Le voyage commence avec un personnage quelque peu oublié : Alphonse Baudin (1801-1851), républicain socialiste, représentant élu, qui essaya, le 3 décembre 1851, de soulever le peuple du faubourg Saint-Antoine contre le contre le coup d’Etat du futur Napoléon III (le « 18 Brumaire de Louis Bonaparte » dont parle Marx). Seul débout sur la barricade, il fut fauché par les balles des soldats. La couverture de Voyages en Terres d’Espoir est une gravure épique où l’on voit le courageux républicain debout sur la barricade, s’adressant au peuple. La statue en son honneur, érigée par les républicains à la fin du siècle, a été détruite par l’occupant nazi. Il en reste une plaque, tout près des locaux de Mediapart.
La dernière entrée est consacrée à Lisa Fittko (1909-2005), cette socialiste juive berlinoise, réfugiée en France, qui organisa entre Banyuls et Port-Bou, à travers les Pyrénées, un chemin de fuite pour des exilés antifascistes.

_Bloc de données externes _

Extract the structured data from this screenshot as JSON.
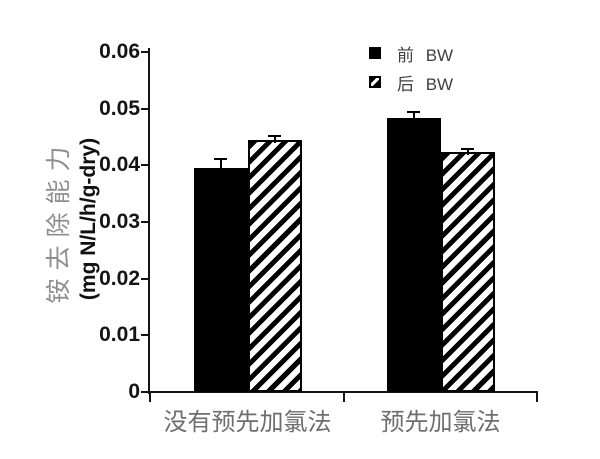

Pendant sept mois, plusieurs groupes d’exilés purent emprunter cette voie du salut, échappant aux griffes de la Gestapo et de ses auxiliaires français. Parmi eux, un philosophe à l’époque presque inconnu connaîtra une fin tragique : Walter Benjamin. Après avoir emprunté la « Route F » (F pour Fittko) jusqu’à Port-Bou, menacé par les autorités franquistes d’être renvoyé en France (c’est-à-dire à la police de Vichy), il a préféré le suicide. Mais après lui, beaucoup d’autres antifascistes, dont Lisa Fittko elle-même, auront plus de chance et réussiront, grâce à la Route F, à échapper à la peste brune.